Findings: 1. Evidence of Elliot Wave Pattern at 5% reversal amount (Impulse Wave). 2. The market strictly follows the highly structured model of Elliot Wave Principle. Table 2. 3. It is beneficial for the investors, who do not want their money to be idle for a longer period of time. (at 10% reversal amount the market has no trading opportunities, however at 5% reversal amount, clear tradable impulse pattern were witnessed).

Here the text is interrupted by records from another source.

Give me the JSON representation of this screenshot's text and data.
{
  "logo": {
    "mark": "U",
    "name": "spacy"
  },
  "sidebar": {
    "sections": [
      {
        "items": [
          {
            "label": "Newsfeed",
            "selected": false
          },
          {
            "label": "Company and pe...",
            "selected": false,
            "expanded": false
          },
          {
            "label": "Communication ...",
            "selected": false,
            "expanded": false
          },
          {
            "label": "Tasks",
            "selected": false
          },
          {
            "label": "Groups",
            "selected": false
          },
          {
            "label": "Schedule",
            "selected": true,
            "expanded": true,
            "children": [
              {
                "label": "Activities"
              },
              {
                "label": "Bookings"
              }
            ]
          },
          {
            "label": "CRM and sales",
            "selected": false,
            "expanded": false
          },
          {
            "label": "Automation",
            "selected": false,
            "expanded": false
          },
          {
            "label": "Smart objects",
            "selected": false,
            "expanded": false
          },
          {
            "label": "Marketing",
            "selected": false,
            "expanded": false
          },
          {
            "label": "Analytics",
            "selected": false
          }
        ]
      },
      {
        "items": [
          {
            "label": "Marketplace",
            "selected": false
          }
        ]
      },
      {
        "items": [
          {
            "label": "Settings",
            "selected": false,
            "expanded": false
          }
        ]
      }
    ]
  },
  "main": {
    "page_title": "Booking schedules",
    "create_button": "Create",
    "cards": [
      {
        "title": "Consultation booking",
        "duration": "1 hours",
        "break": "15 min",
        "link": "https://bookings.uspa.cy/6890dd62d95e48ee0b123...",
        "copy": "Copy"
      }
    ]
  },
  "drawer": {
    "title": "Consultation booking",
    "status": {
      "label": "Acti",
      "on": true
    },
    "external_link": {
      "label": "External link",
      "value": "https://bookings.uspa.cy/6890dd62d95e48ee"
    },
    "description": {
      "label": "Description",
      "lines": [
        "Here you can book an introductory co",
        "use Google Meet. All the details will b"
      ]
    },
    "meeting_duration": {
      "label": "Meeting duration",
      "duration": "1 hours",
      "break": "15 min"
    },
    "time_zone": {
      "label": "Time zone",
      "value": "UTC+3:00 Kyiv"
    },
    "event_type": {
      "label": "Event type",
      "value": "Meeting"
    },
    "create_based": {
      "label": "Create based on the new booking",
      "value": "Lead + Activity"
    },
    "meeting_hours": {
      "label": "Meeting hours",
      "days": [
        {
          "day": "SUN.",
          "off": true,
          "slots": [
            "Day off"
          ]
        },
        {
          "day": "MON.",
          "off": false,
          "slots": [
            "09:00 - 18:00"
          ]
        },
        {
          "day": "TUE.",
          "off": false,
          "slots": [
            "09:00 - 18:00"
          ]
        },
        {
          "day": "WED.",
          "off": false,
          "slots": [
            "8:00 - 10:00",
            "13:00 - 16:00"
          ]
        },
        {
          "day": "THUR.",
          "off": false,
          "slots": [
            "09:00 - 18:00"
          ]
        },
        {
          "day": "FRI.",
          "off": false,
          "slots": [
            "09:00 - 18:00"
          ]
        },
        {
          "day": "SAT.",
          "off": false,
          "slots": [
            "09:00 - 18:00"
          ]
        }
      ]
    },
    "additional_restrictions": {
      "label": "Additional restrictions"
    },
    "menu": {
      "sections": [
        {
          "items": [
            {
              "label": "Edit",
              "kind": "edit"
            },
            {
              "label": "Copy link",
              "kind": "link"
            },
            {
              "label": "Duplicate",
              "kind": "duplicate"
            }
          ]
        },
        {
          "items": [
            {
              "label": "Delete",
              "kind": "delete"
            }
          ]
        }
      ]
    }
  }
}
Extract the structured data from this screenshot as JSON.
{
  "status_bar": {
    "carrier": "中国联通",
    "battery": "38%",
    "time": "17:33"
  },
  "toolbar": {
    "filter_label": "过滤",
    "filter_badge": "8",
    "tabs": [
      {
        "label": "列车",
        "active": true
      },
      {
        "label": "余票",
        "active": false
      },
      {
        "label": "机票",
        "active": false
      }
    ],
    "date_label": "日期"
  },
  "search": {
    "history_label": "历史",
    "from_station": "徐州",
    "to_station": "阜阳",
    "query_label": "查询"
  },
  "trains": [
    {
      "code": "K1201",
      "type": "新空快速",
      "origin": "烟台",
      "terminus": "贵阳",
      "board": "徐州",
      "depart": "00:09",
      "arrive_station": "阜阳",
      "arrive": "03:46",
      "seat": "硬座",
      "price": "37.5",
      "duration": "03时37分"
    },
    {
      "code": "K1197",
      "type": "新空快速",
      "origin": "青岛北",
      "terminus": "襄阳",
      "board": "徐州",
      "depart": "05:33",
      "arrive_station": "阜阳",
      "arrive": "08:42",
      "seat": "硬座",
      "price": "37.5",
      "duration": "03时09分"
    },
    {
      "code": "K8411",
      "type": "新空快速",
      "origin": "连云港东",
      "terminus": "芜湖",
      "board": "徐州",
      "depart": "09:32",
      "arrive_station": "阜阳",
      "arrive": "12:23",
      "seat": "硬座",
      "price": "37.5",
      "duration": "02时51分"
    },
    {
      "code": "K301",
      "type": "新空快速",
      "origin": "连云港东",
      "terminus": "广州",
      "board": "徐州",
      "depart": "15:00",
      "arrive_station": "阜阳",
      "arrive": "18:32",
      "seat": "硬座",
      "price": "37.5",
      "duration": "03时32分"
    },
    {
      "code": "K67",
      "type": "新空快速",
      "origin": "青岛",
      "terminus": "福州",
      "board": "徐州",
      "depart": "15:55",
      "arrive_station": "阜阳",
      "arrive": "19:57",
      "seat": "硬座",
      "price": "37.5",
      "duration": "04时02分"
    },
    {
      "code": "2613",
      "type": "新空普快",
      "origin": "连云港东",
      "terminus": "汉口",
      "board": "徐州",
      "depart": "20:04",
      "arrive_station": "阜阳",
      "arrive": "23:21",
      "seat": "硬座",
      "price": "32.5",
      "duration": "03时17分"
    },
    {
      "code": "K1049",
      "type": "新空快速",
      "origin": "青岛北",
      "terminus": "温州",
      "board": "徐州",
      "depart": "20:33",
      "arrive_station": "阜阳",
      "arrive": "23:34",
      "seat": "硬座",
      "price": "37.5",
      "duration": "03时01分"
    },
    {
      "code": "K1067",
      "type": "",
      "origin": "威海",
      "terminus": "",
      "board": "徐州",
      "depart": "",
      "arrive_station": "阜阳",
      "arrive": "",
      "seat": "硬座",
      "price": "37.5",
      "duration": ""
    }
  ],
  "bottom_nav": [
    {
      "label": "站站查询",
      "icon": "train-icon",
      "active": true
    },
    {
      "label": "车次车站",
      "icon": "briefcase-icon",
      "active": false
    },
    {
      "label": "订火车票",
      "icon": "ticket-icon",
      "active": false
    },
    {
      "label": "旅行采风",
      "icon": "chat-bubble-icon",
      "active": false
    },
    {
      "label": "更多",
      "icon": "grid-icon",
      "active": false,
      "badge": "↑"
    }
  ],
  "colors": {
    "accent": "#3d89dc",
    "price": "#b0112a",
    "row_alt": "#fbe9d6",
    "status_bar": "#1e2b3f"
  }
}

4. It also speaks about the investor/mass sentiment. At 10% reversal amount the markets looked pessimistic, however if we capture smaller market movements at 5% reversal amount there is some sense of optimistic trading zones.

Conclusion: One of the only tools that can give you an idea, in which direction the stock price is going to move next, is through the use of Elliott waves. With short, medium and long term Elliott waves trend analysis we can have a pretty good indication if price has a better chance going up or going down in those different periods. In addition it can give us price targets. The future scope for research lies in exploring the rules of corrective Elliot wave pattern like Flats, Zig Zag, and Triangles, which can also be studied and conceptual conclusions can be driven in support of trading opportunities in the stock market. In recent past market has turned really intriguing hence calling for methods to keep the traders in the right foot. In investments loss is always unguarded whereas profits are always guarded.